By CBSNewYork Team

By Nicole Siegel

As the NFL draft approaches and so does Jewish History Month, it is important to remember the achievements of Jewish athletes, often forgotten, who helped shape the game and whose experiences highlight the experience of many Jewish athletes.

During the early years of the game two players were often prominent in descriptions of Jewish professional NFL Players – Benny Friedman and Joseph Alexander. Both, along with a few others, became symbols of Jewish achievement, but also faced prejudice that shaped the NFL’s early years. A lot has been written about Benny Friedman (Browns, Giants), a player whose skill at passing reshaped football. Joseph Alexander, is not as well remembered.

Joseph Alexander (“Doc”), was a Jewish physician who played for the Rochester Jeffersons until 1925, when Tim Mara bought and founded the New York Giants football team. Alexander became the first player signed to the new team and helped lead them to victories, culminating in the Giants’ first title in 1927. Alexander acted as both player and head coach following the departure of Bob Folwell [1]. Alexander also played in the 1927 winning season, under Earl Poettiger [2]. After 1927, due to a more active medical practice, Alexander retired from coaching and after that season, from football. He briefly returned to coach the CCNY team with Benny Friedman [3]. Alexander died in 1975, at the age of 77, a well-respected expert on lung disease who was remembered for his time on and off the field.

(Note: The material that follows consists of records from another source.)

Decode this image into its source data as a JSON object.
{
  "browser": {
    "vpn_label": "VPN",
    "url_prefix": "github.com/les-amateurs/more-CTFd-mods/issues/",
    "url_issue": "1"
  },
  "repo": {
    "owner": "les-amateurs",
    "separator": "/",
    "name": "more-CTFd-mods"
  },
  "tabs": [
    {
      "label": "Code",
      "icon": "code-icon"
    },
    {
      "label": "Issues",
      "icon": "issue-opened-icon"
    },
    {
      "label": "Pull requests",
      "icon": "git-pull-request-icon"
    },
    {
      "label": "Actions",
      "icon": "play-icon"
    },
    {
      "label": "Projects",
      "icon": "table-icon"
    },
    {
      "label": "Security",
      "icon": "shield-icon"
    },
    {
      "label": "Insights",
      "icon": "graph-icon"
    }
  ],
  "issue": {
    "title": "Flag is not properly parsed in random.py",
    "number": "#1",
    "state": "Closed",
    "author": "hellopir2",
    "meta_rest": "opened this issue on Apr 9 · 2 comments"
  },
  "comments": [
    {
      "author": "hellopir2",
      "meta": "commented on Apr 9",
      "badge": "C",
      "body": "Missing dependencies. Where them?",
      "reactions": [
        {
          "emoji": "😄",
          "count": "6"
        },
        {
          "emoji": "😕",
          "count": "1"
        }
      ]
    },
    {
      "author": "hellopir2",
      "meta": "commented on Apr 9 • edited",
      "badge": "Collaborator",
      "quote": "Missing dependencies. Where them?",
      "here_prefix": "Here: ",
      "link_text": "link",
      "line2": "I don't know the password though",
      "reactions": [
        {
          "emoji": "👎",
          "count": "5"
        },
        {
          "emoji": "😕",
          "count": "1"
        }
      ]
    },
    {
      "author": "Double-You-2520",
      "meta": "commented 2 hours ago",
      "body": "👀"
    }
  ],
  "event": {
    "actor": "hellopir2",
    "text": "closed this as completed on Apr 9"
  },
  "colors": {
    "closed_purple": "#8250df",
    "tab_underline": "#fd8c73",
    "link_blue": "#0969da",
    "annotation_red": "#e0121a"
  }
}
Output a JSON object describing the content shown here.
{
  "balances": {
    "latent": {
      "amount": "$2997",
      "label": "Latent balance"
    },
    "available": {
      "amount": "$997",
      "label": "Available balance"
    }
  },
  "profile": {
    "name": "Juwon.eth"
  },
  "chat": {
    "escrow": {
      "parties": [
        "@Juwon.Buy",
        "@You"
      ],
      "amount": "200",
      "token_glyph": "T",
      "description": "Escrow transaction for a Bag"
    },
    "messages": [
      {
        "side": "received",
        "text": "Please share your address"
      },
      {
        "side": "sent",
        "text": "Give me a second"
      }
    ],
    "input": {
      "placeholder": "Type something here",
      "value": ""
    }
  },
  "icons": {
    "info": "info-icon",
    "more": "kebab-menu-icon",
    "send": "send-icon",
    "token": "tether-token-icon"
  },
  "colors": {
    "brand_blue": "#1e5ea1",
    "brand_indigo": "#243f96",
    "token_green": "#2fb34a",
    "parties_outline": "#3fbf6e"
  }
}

Alexander is a significant figure whose legacy is important to remember for a number of reasons. First, in terms of New York Giants history, not only was he the first person signed to the team, he was the first player-coach to lead the team to their first title win (even though it was before the Super Bowl). He is one of only three Giants coaches to win their first two games as head coach [4]. Second, for the impressive legacy of being able to play and coach professional football while a medical student, and later an active medical doctor. Third, and perhaps most important, for the hero image he provided to a Jewish community who looked up to athletes. For most ethnic communities in the US, sports were a way to assimilate into the larger culture [5]. Alexander and other Jewish football players became a symbol both of the overwhelming racial prejudice that American Jews had faced and would face again after the 1920s, but also of the possibility of the American dream and the ability to overcome that prejudice to succeed.

In this day and age, with the rise of anti-Semitism in and out of sports and the lack of Jewish athletes in American sports, it is important to remember the legacy of those whose efforts helped shape the game and inspired a generation looking for heroes.


[1] John Maxymuk,. NFL Head Coaches: A Biographical Dictionary, 1920-2011. (Jefferson, N.C.: McFarland & Co.), 2012 353;

[2] John Maxymuk,. NFL Head Coaches: A Biographical Dictionary, 1920-2011. (Jefferson, N.C.: McFarland & Co.), 2012 353

[3] Friedman is arguably one of the greatest unknown players of the game. He and Alexander were often linked together due to the fact that they were both incredible Jewish athletes at a time when there were few of them. Friedman was considered the NFL’s first great passer and is also one of the few New York Giants to make it to the Hall of Fame.

[4] New York Giants Media Guide, pg. 398

[5] Dart, Jon. “Sport and British Jewish Identity.” International Review for the Sociology of Sport, (September 2020).